• Welcome to TechPowerUp Forums, Guest! Please check out our forum guidelines for info related to our community.

Prime 95, Linpack, SuperPi type program for GPU?

unixguru88

New Member
Joined
Nov 13, 2010
Messages
21 (0.00/day)
Furmark seems to be the most popular stress test for GPUs, but now that OpenCL and GPU computing seems to be in thing, shouldn't there be similar programs to error check our GPUs? Is it possible to "port" the ones mentioned in the subject to OpenCL, or at least write similar ones?
 

brandonwh64

Addicted to Bacon and StarCrunches!!!
Joined
Sep 6, 2009
Messages
19,542 (3.42/day)
Kombuster/furmark are good for stressing and such but they can kill cards. Also running 3dmark06/11 will also show you quickly if your card is unstable.
 

unixguru88

New Member
Joined
Nov 13, 2010
Messages
21 (0.00/day)
Kombuster/furmark are good for stressing and such but they can kill cards. Also running 3dmark06/11 will also show you quickly if your card is unstable.
This type of program is not what I had in mind. Kombuster/furmark and the like are got for stability testing, but I want an error checker. Suppose, I am using my 6950 unlocked for scientific computing, I need to be sure that there is no error in the computation. Something like Prime 95, Linpack, SuperPI, can detect errors.
 
Joined
Feb 23, 2011
Messages
467 (0.09/day)
System Name Gaming PC
Processor Intel Core i5 12400f at 5.4Ghz
Motherboard Asrock B660 Riptide PG (Eternal clock gen)
Cooling ARCTIC Liquid Freezer II
Memory 32GB Kingston FURY Renegade
Video Card(s) Zotac RTX 4070ti Trinity
Storage WD SN750 SE 1TB M.2 + 2x Kioxia Exceria 480GB
Display(s) BenQ EX2780Q 1440p/144Hz
Case Lian Li 205M
Power Supply Corsair RM850x SHIFT
I could apss hours of ATI Tool and furmark but then fail when running the Crysis benchmark.

Always stress test with real games as these stress test programs don't use the complex code that games use and thus don't stress the whole of the GPU core.

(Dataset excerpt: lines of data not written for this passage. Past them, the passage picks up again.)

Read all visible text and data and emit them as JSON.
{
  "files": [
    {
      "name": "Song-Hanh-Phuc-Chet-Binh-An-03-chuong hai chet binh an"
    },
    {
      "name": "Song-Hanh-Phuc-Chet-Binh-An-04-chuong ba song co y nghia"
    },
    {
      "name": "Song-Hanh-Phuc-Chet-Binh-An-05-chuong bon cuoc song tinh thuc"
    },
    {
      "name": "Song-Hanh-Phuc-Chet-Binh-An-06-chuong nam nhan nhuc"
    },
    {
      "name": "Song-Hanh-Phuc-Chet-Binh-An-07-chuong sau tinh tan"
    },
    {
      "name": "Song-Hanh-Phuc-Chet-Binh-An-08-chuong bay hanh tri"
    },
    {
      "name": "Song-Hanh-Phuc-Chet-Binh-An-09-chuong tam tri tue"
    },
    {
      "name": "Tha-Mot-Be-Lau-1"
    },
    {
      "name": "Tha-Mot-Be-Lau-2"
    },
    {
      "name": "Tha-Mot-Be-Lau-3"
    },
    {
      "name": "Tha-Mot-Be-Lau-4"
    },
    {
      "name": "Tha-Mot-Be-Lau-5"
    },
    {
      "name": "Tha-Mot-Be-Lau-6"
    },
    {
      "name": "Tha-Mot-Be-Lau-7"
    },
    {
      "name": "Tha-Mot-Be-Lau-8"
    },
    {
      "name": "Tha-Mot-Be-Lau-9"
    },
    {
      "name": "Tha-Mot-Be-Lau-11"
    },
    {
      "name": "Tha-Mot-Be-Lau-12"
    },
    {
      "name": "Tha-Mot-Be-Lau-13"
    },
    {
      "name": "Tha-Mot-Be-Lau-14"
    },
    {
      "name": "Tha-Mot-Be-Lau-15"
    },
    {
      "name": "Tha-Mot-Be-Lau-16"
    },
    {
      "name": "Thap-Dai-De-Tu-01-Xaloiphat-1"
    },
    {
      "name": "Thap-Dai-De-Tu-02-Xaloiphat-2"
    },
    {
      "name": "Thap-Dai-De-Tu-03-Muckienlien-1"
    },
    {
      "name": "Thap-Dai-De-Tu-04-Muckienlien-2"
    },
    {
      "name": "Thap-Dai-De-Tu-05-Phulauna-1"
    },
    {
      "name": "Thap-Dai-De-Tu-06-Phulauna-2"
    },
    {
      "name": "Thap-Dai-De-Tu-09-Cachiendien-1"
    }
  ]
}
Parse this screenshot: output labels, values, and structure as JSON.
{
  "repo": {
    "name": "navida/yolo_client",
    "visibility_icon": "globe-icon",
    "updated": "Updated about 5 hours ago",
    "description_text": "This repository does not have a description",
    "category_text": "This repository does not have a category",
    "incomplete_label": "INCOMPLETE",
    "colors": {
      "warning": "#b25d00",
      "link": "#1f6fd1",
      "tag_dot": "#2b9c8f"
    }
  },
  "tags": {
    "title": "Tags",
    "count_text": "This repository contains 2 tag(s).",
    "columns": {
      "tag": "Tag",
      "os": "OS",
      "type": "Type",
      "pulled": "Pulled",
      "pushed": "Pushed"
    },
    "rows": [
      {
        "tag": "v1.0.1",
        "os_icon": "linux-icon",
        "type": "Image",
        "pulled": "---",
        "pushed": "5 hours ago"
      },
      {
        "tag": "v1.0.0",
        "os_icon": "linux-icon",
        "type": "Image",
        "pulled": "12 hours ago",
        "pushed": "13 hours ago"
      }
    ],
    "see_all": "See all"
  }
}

If you can get through 10 runs of the Crysis benchmark then your stable.
 

voidshatter

New Member
Joined
Apr 25, 2011
Messages
32 (0.01/day)
Processor i7 980X [6C6T] @ 4GHz
Motherboard EVGA E760
Cooling Corsair H70
Memory 6 x 2GB DDR3 1600MHz C7, Uncore 3200MHz
Video Card(s) 2 x MSI 6950 2GB Twin Frozr II @ 810/1250, 1536SP
Storage Intel X25-M 160G G2, 2 x 1TB WD Black
Display(s) Dell U2410
Case Lian Li 7FNWX
Power Supply Corsair HX1000
My personal favourite software to verify reliability of a graphics card (especially for GPGPU) would be the folding@home gpu client. You'll need to make sure you never see a single "NaN dected" error throughout a 24-hour continuous run.

Keep in mind that folding@home gpu client cannot stress the card(s) with highest power consumption. Furmark is still the ideal software stress testing AMD cards.
 

unixguru88

New Member
Joined
Nov 13, 2010
Messages
21 (0.00/day)
My personal favourite software to verify reliability of a graphics card (especially for GPGPU) would be the folding@home gpu client. You'll need to make sure you never see a single "NaN dected" error throughout a 24-hour continuous run.

Keep in mind that folding@home gpu client cannot stress the card(s) with highest power consumption. Furmark is still the ideal software stress testing AMD cards.

THank you! This is the type of program I had in mind. I will try it out. Kind of surprising that there are not many programs for error checking. Does anyone whether the bitcoin miners can be used for my task? It seems to be stressing my GPU quite a bit.

Again for previous posters, my aim is not stability testing, but rather error checking. Situations might arise when the GPU seems to run stable, but there are still errors. On the CPU side, I have observed that when I overclock beyond 3.8 Ghz. on my Phenom II, almost everything seems to run perfectly, but I get an error in Prime95 usually before 15 mins. I want to ensure that a similar thing is not happening on my GPU.